Note that for 32-bit 80x86 usually you can't get enough entropy for ASLR to be very effective (the "random" addresses end up with the lowest 12 bits known due to page alignment and several upper bits known due splitting the virtual address space into zones; and that only leaves about 18 "random middle bits"); and because the CPU doesn't support efficient "IP relative addressing" for 32-bit code there's a performance cost involved with relocated code and data. This means that ASLR is closer to "not worthwhile" for 32-bit 80x86. For 64-bit 80x86 it's different - there are more addressing bits than can be random, and there is support for "IP relative addressing" and less performance cost involved; so it's "more worthwhile" for 64-bit 80x86 than it would be for 32-bit 80x86.
2. Regarding timing attacks, how precise can timing be before it becomes a security concern? This is something I've wondered for quite a while.

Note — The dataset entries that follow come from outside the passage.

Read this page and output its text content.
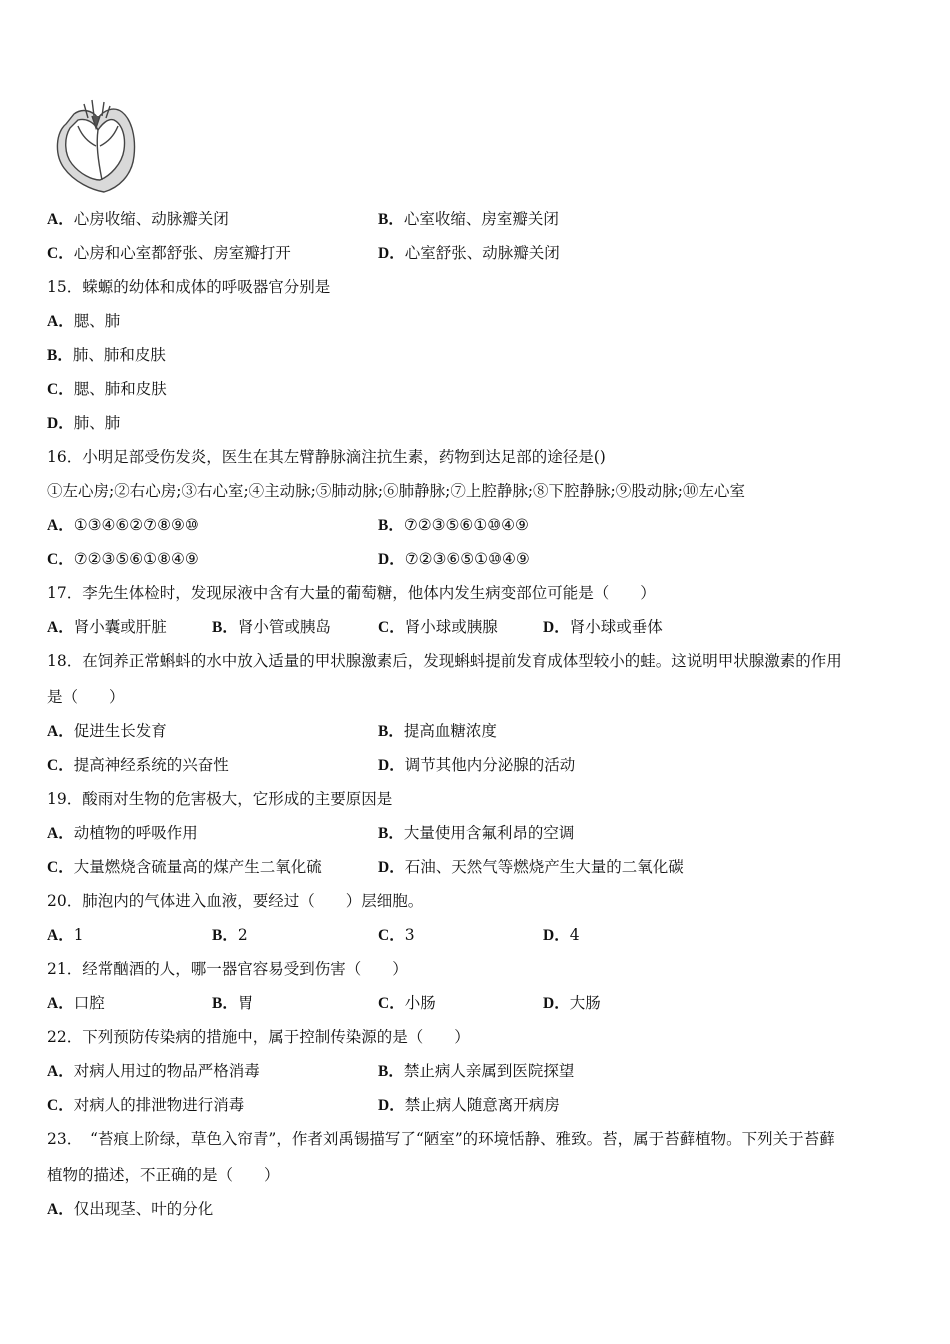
A．心房收缩、动脉瓣关闭	B．心室收缩、房室瓣关闭
C．心房和心室都舒张、房室瓣打开	D．心室舒张、动脉瓣关闭
15．蝾螈的幼体和成体的呼吸器官分别是
A．腮、肺
B．肺、肺和皮肤
C．腮、肺和皮肤
D．肺、肺
16．小明足部受伤发炎，医生在其左臂静脉滴注抗生素，药物到达足部的途径是()
①左心房;②右心房;③右心室;④主动脉;⑤肺动脉;⑥肺静脉;⑦上腔静脉;⑧下腔静脉;⑨股动脉;⑩左心室
A．①③④⑥②⑦⑧⑨⑩	B．⑦②③⑤⑥①⑩④⑨
C．⑦②③⑤⑥①⑧④⑨	D．⑦②③⑥⑤①⑩④⑨
17．李先生体检时，发现尿液中含有大量的葡萄糖，他体内发生病变部位可能是（　　）
A．肾小囊或肝脏	B．肾小管或胰岛	C．肾小球或胰腺	D．肾小球或垂体
18．在饲养正常蝌蚪的水中放入适量的甲状腺激素后，发现蝌蚪提前发育成体型较小的蛙。这说明甲状腺激素的作用
是（　　）
A．促进生长发育	B．提高血糖浓度
C．提高神经系统的兴奋性	D．调节其他内分泌腺的活动
19．酸雨对生物的危害极大，它形成的主要原因是
A．动植物的呼吸作用	B．大量使用含氟利昂的空调
C．大量燃烧含硫量高的煤产生二氧化硫	D．石油、天然气等燃烧产生大量的二氧化碳
20．肺泡内的气体进入血液，要经过（　　）层细胞。
A．1	B．2	C．3	D．4
21．经常酗酒的人，哪一器官容易受到伤害（　　）
A．口腔	B．胃	C．小肠	D．大肠
22．下列预防传染病的措施中，属于控制传染源的是（　　）
A．对病人用过的物品严格消毒	B．禁止病人亲属到医院探望
C．对病人的排泄物进行消毒	D．禁止病人随意离开病房
23．　“苔痕上阶绿，草色入帘青”，作者刘禹锡描写了“陋室”的环境恬静、雅致。苔，属于苔藓植物。下列关于苔藓
植物的描述，不正确的是（　　）
A．仅出现茎、叶的分化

Assume you have an "uncertainty value" like this:
last_tsc = rdtsc();
} while(last_tsc % uncertainty != 0);
I'd expect that an "uncertainty value" of a few hundred cycles would be enough to make half of the attacks (those that rely on cache timing or "shared resource in SMT timing") go from "vaguely plausible" to "impractical". I'd also be tempted to make the amount of uncertainty proportional to how often software asks for the time (e.g. 200 cycles of uncertainty if you ask for the TSC infrequently, and 999999 cycles of uncertainty if you ask for TSC millions of times per second).